Spice up your love life by being experimental with your sexual practices. Boredom can derail your sex drive. Try a few new twists such as having sex in remote locations or introducing sex toys to the bedroom. Novelty can create arousal and introduce an element of interest that you and your partner may have been missing.
Make you relationship and your partner a priority by taking time to set the scene. Talk, share a meal, do whatever works for you as a couple to spend intimate time together prior to lovemaking. Shut off your cell phone, turn off the “mind chatter” that is running through your head with problems at work or other stresses, forget the television and computer; take time to unwind and relax. Make sure your partner feel that he or she is the sole focus of your attention.
Stress and Sex
Women and men respond differently to stressful situations. For many men, sex acts as a release of stressful energy. However, for women, stress can make sex the last thing on their mind. It is important to understand that men and women have different reactions to stress and sexual stimuli. Talk to your partner about arranging the right, non-stressful time to engage in sexual intimacy.
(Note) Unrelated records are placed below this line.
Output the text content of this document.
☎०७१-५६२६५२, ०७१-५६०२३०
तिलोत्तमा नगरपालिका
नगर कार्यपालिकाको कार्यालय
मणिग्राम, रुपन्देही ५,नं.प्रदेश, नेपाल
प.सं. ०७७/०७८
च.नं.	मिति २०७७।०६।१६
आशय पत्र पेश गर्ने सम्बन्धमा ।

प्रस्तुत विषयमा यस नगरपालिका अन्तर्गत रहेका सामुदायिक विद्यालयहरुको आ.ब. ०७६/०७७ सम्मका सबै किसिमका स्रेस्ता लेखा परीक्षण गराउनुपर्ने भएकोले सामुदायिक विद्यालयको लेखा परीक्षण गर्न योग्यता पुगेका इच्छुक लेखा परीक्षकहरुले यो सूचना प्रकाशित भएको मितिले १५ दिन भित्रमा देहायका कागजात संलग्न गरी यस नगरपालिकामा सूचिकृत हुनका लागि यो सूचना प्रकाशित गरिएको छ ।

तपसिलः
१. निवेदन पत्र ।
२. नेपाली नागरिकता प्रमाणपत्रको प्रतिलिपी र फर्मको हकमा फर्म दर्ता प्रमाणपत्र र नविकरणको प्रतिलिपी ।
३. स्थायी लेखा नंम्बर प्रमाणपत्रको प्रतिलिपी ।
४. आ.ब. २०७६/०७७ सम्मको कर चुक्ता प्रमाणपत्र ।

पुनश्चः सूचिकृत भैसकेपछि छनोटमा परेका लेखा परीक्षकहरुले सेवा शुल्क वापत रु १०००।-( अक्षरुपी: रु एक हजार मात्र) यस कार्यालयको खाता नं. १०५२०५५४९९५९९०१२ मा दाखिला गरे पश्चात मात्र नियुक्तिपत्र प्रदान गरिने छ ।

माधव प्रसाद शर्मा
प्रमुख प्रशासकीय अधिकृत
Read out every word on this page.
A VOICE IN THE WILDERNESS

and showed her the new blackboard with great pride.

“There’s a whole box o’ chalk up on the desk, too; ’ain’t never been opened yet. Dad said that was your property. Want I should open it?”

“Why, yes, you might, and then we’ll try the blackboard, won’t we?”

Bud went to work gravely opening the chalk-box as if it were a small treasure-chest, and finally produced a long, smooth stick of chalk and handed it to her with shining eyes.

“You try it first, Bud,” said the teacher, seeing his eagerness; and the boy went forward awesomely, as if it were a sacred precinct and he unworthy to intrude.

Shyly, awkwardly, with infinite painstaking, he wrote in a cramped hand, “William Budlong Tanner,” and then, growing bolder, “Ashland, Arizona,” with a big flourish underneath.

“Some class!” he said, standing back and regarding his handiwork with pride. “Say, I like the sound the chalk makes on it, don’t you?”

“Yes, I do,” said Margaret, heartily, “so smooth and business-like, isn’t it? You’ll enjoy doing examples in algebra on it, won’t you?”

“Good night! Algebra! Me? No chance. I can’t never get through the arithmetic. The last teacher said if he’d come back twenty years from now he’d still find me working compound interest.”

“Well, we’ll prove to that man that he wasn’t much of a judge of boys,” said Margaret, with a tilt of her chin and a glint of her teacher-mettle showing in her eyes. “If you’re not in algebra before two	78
Participate in some relaxation exercises. If you feel your lack of a sex drive is attributable to stress, participate in calming activities to reduce it such as Tai Chi, yoga, Pilates, or meditative breathing. Recent medical research studies indicate that women that exercise and do strength training before participating in sex, experience a significant increase in libido. Focus on your partner and the pleasure of the moment.
Talk To Your Doctor
Medications to enhance your libido are available. For men, Viagra, Levitra or other similar medications may be an option. In women, declining estrogen levels can cause a lack of lubrication and painful sex. Women can improve the sexual experience with the application of vaginal estrogen based moisturizers. Tribolone, a synthetic steroid used to mimic other hormones, may be prescribed to stimulate the libido.